# Passing time...



## gigability (May 6, 2014)

Bla Bla Bla here's some fish pics LOL....all these fish come from a one mile stretch of bottom..inside of a pass. kept going back but i normally dont go back to the same spot right away..this was the only place that seemed to have any flounder.the sheep head came from the sheep head spot not the pass...all three nights of incoming tide.. bla bla bla ...gig on


----------



## bamafan611 (Mar 1, 2010)

Dang Bill, another great night. Went last night to the pass myself, just not the same results. Saw alot of shorts. Redfish everywhere. Found 12 solid fish. Incoming tide is your friend. How you liking your cosson gigg?


----------



## bigmike2010 (Jul 13, 2012)

Now those are fun nights! Good job Bill


----------



## oysterman (Jan 23, 2012)

edit


----------



## gigability (May 6, 2014)

Jim Cosson gigs are the best ever,, titanium gigs are best for the flounder in my opinion and i like the stainless for the sheep heads they don't stand a chance with that gig...absolutely right with the incoming tide...


----------



## darsinika (Apr 18, 2010)

*Help*

i am new to gigging, i only went to shoreline park, i have a feeling i do not have much of a clue except for YOU TUBE. any wisdom will be used wisely.


----------



## Fish-n-Fur (Apr 2, 2009)

Billy, nice mess of fish!
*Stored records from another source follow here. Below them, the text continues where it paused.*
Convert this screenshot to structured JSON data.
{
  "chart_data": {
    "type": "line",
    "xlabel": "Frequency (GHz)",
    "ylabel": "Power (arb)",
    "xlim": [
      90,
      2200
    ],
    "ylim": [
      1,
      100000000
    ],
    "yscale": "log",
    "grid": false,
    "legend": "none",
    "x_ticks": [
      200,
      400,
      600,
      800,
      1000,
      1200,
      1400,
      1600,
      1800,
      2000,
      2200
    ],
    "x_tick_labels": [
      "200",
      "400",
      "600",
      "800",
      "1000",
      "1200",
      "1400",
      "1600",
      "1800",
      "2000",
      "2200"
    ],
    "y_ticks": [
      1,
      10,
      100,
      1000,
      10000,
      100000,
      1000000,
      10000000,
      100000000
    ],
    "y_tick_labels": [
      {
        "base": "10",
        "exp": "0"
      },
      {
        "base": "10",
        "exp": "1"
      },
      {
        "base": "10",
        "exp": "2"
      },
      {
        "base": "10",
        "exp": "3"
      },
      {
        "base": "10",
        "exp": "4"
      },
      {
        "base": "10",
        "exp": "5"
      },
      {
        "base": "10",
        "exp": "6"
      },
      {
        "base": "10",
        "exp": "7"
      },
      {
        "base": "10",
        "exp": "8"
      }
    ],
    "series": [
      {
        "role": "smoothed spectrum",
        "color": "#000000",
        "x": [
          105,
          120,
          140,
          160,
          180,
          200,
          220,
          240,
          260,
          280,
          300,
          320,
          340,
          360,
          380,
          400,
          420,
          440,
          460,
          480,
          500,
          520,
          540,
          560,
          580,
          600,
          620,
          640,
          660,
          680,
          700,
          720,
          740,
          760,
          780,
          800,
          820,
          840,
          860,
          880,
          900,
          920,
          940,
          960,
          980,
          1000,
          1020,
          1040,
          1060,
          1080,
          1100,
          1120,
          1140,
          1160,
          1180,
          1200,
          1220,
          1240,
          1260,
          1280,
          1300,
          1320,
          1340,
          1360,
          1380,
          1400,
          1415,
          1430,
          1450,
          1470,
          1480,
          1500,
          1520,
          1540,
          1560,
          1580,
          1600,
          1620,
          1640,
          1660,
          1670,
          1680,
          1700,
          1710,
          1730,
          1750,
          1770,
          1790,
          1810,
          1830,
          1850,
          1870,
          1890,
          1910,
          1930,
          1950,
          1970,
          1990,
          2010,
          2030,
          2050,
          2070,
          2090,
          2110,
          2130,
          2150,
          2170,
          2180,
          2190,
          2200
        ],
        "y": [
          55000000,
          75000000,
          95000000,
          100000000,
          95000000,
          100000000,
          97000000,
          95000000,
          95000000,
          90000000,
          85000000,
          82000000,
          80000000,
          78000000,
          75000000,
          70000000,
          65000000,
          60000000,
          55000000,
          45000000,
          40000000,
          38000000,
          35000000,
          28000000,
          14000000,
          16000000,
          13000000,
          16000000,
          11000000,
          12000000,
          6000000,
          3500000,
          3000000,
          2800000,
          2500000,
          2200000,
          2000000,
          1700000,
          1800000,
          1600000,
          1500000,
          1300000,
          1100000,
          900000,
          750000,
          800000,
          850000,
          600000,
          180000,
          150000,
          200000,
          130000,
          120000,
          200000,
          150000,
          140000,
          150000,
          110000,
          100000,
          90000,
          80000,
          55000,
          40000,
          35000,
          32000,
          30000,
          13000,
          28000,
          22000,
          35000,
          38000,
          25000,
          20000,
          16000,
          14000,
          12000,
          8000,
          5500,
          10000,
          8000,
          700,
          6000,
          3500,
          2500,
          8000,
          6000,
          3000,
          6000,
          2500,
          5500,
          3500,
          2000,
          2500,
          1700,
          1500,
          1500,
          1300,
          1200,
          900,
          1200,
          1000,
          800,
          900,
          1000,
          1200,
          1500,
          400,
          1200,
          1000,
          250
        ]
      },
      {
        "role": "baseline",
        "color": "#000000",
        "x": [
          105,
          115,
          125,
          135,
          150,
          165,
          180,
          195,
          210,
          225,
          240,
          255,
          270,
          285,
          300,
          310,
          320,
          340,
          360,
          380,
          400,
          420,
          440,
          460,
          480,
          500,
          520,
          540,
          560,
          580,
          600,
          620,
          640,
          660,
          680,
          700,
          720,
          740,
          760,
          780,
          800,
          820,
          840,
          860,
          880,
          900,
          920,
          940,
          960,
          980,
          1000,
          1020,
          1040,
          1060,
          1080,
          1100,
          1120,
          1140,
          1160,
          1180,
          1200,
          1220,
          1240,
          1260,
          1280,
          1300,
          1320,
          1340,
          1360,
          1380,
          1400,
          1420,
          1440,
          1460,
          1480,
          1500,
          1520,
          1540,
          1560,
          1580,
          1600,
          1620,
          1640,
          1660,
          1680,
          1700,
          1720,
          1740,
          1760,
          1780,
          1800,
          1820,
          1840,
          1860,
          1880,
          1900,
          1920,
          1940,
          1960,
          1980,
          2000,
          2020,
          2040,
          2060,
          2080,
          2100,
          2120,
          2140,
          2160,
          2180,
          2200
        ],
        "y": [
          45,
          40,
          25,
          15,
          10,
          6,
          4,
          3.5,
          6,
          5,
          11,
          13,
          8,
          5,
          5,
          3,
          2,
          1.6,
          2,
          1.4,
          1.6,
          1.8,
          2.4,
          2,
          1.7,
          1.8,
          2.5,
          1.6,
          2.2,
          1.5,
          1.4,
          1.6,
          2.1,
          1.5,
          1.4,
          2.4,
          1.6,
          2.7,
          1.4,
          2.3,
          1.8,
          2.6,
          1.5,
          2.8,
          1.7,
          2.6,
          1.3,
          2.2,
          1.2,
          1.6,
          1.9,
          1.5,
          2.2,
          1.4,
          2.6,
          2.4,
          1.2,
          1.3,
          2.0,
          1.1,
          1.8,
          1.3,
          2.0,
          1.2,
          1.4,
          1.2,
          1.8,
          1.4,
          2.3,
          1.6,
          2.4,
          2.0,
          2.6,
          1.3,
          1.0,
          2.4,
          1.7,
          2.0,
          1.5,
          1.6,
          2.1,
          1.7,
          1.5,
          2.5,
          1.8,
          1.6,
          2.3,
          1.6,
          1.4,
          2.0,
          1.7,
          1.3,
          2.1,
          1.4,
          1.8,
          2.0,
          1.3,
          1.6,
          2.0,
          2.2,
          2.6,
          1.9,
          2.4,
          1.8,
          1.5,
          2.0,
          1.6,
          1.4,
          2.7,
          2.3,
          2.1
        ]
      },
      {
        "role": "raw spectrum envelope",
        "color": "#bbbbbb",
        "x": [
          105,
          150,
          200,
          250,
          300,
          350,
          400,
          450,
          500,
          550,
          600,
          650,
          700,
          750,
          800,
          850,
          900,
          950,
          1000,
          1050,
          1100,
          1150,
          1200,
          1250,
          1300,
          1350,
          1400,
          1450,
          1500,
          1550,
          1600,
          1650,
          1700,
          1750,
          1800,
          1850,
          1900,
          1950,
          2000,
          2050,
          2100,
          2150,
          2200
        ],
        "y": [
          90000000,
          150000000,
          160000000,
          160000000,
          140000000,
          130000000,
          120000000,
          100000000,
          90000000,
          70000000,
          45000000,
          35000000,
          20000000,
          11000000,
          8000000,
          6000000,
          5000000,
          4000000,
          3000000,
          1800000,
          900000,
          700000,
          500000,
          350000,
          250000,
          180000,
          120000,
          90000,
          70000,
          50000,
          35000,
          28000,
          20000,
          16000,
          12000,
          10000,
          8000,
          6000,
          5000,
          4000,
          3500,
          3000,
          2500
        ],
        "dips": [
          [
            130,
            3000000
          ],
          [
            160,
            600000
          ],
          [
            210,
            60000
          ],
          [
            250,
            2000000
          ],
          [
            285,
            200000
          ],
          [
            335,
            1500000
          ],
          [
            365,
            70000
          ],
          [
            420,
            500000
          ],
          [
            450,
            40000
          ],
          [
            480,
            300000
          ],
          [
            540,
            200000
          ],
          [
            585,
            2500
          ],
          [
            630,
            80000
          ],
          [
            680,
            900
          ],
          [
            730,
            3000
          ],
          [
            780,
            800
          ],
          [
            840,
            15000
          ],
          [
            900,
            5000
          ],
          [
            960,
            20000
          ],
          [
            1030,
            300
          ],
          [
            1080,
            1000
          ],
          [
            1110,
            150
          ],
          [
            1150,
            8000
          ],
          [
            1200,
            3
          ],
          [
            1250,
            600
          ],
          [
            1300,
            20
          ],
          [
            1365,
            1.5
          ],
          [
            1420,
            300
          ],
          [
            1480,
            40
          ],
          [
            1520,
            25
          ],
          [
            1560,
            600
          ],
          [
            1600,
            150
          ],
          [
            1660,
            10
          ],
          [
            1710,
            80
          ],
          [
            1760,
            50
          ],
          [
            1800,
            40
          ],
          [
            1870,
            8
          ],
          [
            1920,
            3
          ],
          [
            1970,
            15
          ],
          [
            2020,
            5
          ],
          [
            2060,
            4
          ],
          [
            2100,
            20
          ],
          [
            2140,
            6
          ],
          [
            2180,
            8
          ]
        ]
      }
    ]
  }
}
You findin' the sheepsheads around pilings and vertical structure, or am i imaginin' wrong? :thumbsup:


----------



## gigability (May 6, 2014)

most of my sheep head come out of the grass. and rocks and trees that have fallen into the water.and some docks..


----------



## Rickpcfl (Nov 12, 2013)

I think you might stand a chance of being the first person in history to wear out a Cosson gig.


----------



## Night Wing (May 16, 2011)

That's a great haul of flatties.


----------